I’ve been away this week helping the National Trust out with some of their management issues at Penrhyn Castle in North Wales. My first impression of this place, because of its incredibly grand appearance on a truly large scale, was that this mock castle must have been built either by somebody with a great sense of humour, or someone with a whopping ego. I’m reliably informed it was the latter.
The castle is another reminder of the ubiquity of Britain’s links with slavery. It belonged to the Pennant family, famous for their slate quarries in North Wales, but whose major fortunes came from the exploitation of the slave trade in the Caribbean in the 17th century.
The family acquired plantations in Jamaica and held high office on that island, before a new generation returned to Britain and started trading from Liverpool.
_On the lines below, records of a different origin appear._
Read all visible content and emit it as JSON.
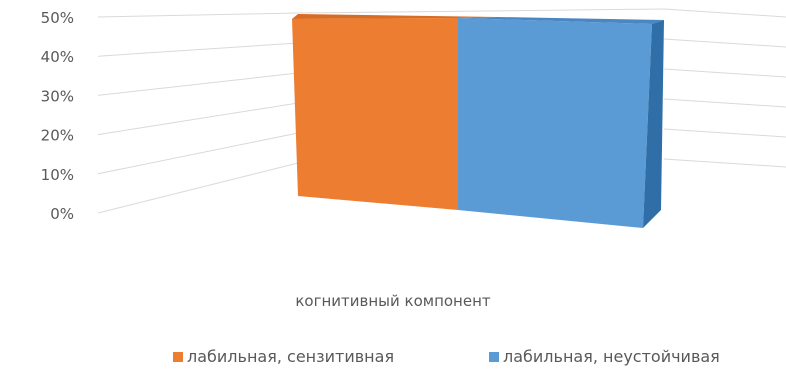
{
  "chart_data": {
    "type": "bar",
    "categories": [
      "когнитивный компонент"
    ],
    "series": [
      {
        "name": "лабильная, сензитивная",
        "values": [
          50
        ],
        "color": "#ED7D31"
      },
      {
        "name": "лабильная, неустойчивая",
        "values": [
          50
        ],
        "color": "#5B9BD5"
      }
    ],
    "ylim": [
      0,
      50
    ],
    "yticks": [
      "0%",
      "10%",
      "20%",
      "30%",
      "40%",
      "50%"
    ],
    "grid": true,
    "legend_position": "bottom",
    "three_d": true
  }
}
With the money the family made from these varied slavery-based enterprises, the Pennants acquired substantial holdings in Wales and also developed slate quarries.
Penrhyn Castle was developed on the site of an ancient property, but it is a 19th-century version of a Norman castle. Alongside Harewood House, it provides an example of the levels of material wealth that was accumulated by those engaged in the slave trade, which was then invested into British property and land.
The family apparently were not liked by the indigenous Welsh population. Apparently they didn’t treat the quarry workers at all well.
These days the castle is owned and managed by the National Trust, and the gardens are lovely.